Contradicting statements you make in court documents
Imagine you are seeking spousal support. One of your friends suggests going on a vacation to alleviate some of the stress of the divorce, and it does help. At first. However, if the judge (or your ex) sees pictures of you relaxing on vacation, shopping and eating out at nice restaurants, it could give them cause to challenge your statements that you are financially disadvantaged.
Similarly, posting pictures of a new car or talking about a promotion at work could cause problems if you did not disclose those assets or earnings during your divorce.
Hurting your image in the eyes of the court
During a divorce, you should assume everything you do online can get back to the courts or your ex. If you are making threats, accusations and other unflattering statements online, those could come back to haunt you and paint a very different picture of your attitude and ambitions than what people see in court.

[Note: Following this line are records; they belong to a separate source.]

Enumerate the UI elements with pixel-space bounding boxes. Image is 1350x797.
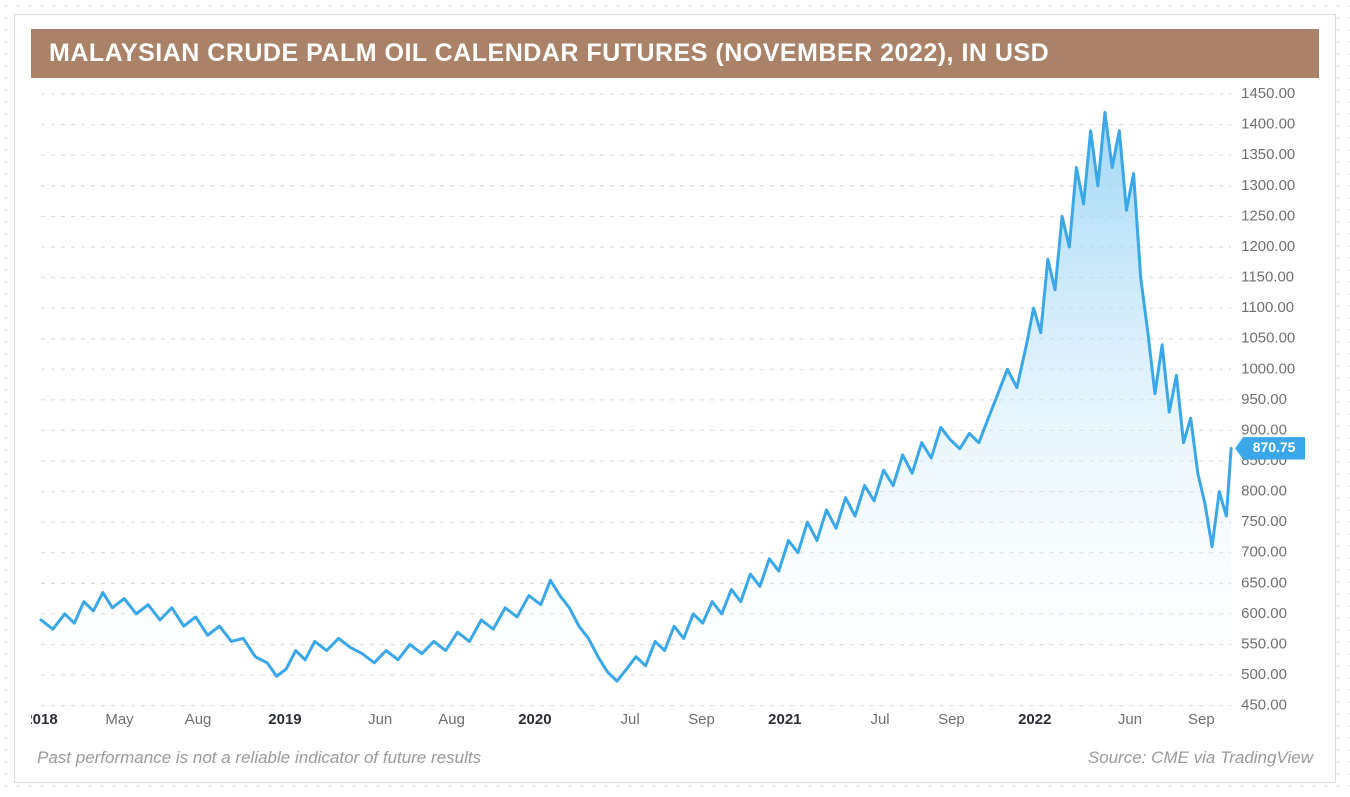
y-axis-label: 1400.00 — [1241, 116, 1295, 133]
y-axis-label: 1450.00 — [1241, 88, 1295, 102]
x-axis-label: May — [105, 711, 134, 728]
chart-title: MALAYSIAN CRUDE PALM OIL CALENDAR FUTURE… — [49, 39, 1049, 67]
x-axis-label: Sep — [1188, 711, 1215, 728]
x-axis-label: 2019 — [268, 711, 301, 728]
y-axis-label: 1200.00 — [1241, 238, 1295, 255]
price-badge-value: 870.75 — [1253, 439, 1296, 455]
y-axis-label: 1100.00 — [1241, 299, 1294, 316]
x-axis-label: Aug — [438, 711, 465, 728]
y-axis-label: 450.00 — [1241, 697, 1287, 714]
y-axis-label: 1350.00 — [1241, 146, 1295, 163]
x-axis-label: Sep — [938, 711, 965, 728]
area-chart-svg: 450.00 500.00 550.00 600.00 650.00 700.00 750.… — [31, 88, 1319, 736]
x-axis-label: Aug — [185, 711, 212, 728]
chart-title-bar: MALAYSIAN CRUDE PALM OIL CALENDAR FUTURE… — [31, 29, 1319, 78]
y-axis-label: 800.00 — [1241, 483, 1287, 500]
y-axis-label: 950.00 — [1241, 391, 1287, 408]
disclaimer-text: Past performance is not a reliable indic… — [37, 748, 481, 768]
x-axis-label: 2018 — [31, 711, 58, 728]
x-axis-label: Jun — [1118, 711, 1142, 728]
y-axis-label: 1300.00 — [1241, 177, 1295, 194]
x-axis-label: 2021 — [768, 711, 801, 728]
y-axis-label: 1150.00 — [1241, 268, 1294, 285]
y-axis-label: 600.00 — [1241, 605, 1287, 622]
y-axis-label: 700.00 — [1241, 544, 1287, 561]
y-axis-label: 1250.00 — [1241, 207, 1295, 224]
y-axis-label: 550.00 — [1241, 635, 1287, 652]
chart-card: MALAYSIAN CRUDE PALM OIL CALENDAR FUTURE… — [14, 14, 1336, 783]
x-axis-label: Sep — [688, 711, 715, 728]
x-axis-label: Jul — [870, 711, 889, 728]
x-axis-label: Jul — [621, 711, 640, 728]
y-axis-label: 500.00 — [1241, 666, 1287, 683]
y-axis-label: 650.00 — [1241, 574, 1287, 591]
chart-area: 450.00 500.00 550.00 600.00 650.00 700.00 750.… — [31, 88, 1319, 736]
x-axis-label: 2022 — [1018, 711, 1051, 728]
y-axis-label: 1050.00 — [1241, 330, 1295, 347]
area-fill — [41, 112, 1231, 705]
y-axis-label: 750.00 — [1241, 513, 1287, 530]
y-axis-label: 900.00 — [1241, 421, 1287, 438]
x-axis-label: Jun — [368, 711, 392, 728]
source-text: Source: CME via TradingView — [1088, 748, 1313, 768]
x-axis-label: 2020 — [518, 711, 551, 728]
y-axis-label: 1000.00 — [1241, 360, 1295, 377]
chart-footer: Past performance is not a reliable indic… — [15, 742, 1335, 782]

Affecting equitable distribution
Michigan property division laws dictate that property will be divided equitably, or fairly, in a divorce. Often, this means that each person will get about half of the marital estate, but this could change if there is evidence that that is not fair, including your activities online.
For instance, if you are already involved in a new relationship or visiting gambling sites, the courts or your soon-to-be ex might develop a very different opinion of what fair looks like. This could lead to contentious fights and uneven asset division.
Protecting yourself during divorce
Because mistakes online can have such a significant impact on the asset division process, it is wise to be especially mindful of what you do and say during divorce. Should you have specific questions about what you should or should not do, you can discuss them with your attorney.